Grate firing is acknowlegded as one of the oldest firing systems for solid fuels. Nowadays, grate firing systems are state-of-the-art for the thermal utilisation of residential waste and solid biomass on industrial scale. The reasons for that are their low demand on fuel quality, their flexibility and robustness and the relatively low investment and operational costs. Despite that, optimal technological and economic operation is still challenging due to varying fuel properties, increasing costs and legal restrictions.

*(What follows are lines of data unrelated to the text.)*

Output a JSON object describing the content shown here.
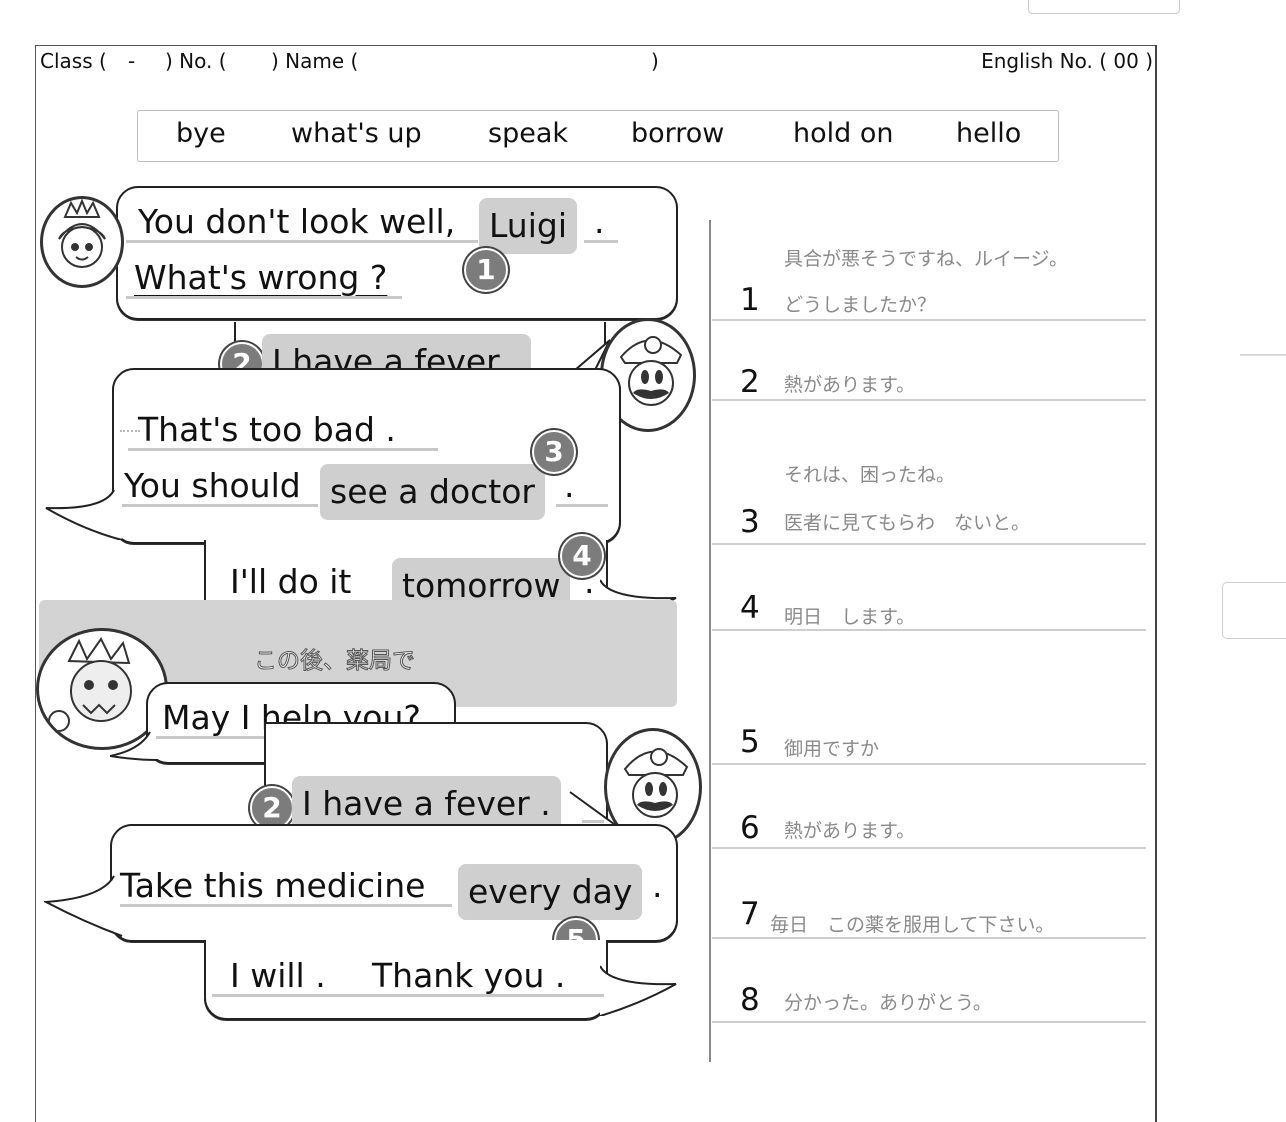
{
  "header": {
    "class_label": "Class (",
    "class_dash": "-",
    "no_label": ") No. (",
    "name_label": ") Name (",
    "name_close": ")",
    "english_no": "English No. ( 00 )"
  },
  "word_bank": [
    "bye",
    "what's up",
    "speak",
    "borrow",
    "hold on",
    "hello"
  ],
  "dialogue": {
    "b1_line1": "You don't look well,",
    "b1_ans": "Luigi",
    "b1_end": ".",
    "b1_line2": "What's wrong ?",
    "b2_text": "I have a fever .",
    "b3_line1": "That's too bad .",
    "b3_line2": "You should",
    "b3_ans": "see a doctor",
    "b3_end": ".",
    "b4_line": "I'll do it",
    "b4_ans": "tomorrow",
    "b4_end": ".",
    "scene_caption": "この後、薬局で",
    "b5_text": "May I help you?",
    "b6_text": "I have a fever .",
    "b7_line": "Take this medicine",
    "b7_ans": "every day",
    "b7_end": ".",
    "b8_a": "I will .",
    "b8_b": "Thank you ."
  },
  "badges": [
    "1",
    "2",
    "3",
    "4",
    "2",
    "5"
  ],
  "translations": [
    {
      "num": "1",
      "lines": [
        "具合が悪そうですね、ルイージ。",
        "どうしましたか？"
      ]
    },
    {
      "num": "2",
      "lines": [
        "熱があります。"
      ]
    },
    {
      "num": "3",
      "lines": [
        "それは、困ったね。",
        "医者に見てもらわ　ないと。"
      ]
    },
    {
      "num": "4",
      "lines": [
        "明日　します。"
      ]
    },
    {
      "num": "5",
      "lines": [
        "御用ですか"
      ]
    },
    {
      "num": "6",
      "lines": [
        "熱があります。"
      ]
    },
    {
      "num": "7",
      "lines": [
        "毎日　この薬を服用して下さい。"
      ]
    },
    {
      "num": "8",
      "lines": [
        "分かった。ありがとう。"
      ]
    }
  ],
  "avatars": [
    "princess-peach-icon",
    "luigi-icon",
    "bowser-icon",
    "luigi-icon"
  ]
}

Following the renewable energy policy of the European Union and the growing biomass utilisation, further intensification of grate firing systems for heat and power generation can be expected.
Boosted by the strong evolution of computer technologies, computational fluid dynamics (CFD) has proven to be an effcient and reliable engineering tool for the calculation and optimisation of different firing systems. Here a numerical model representing the relevant physical and chemical subprocesses in conjunction with the thermal utilisation of solid fuels in grate firing systems is developed. Being contrary to most other models, the manifold hydrodynamic and thermal interactions between the fuel bed and the freeboard are accounted for. To keep computing time within a reasonable limit, the fuel bed is implemented based on a multiphase treatment considering two interacting continuous media (known as 'Eulerian' phases).
Sensitivity of the results against crucial model parameters is evaluated and reviewed with respect to their plausibility. Extensive validation of the model results is conducted in comparison with detailed measurements from real grate firing facilities. Independent of the facility's scale, the model proves its ability to reproduce temperatures and gas concentrations in terms of absolute values and profiles.
Using a NEC SX supercomputer platform, computational times of less than 24 hours for a full scale grate firing application can be achieved. Thus, another important prerequisite is fulfilled to enable the usage of the model as an engineering tool for analysing and optimising grate firing systems.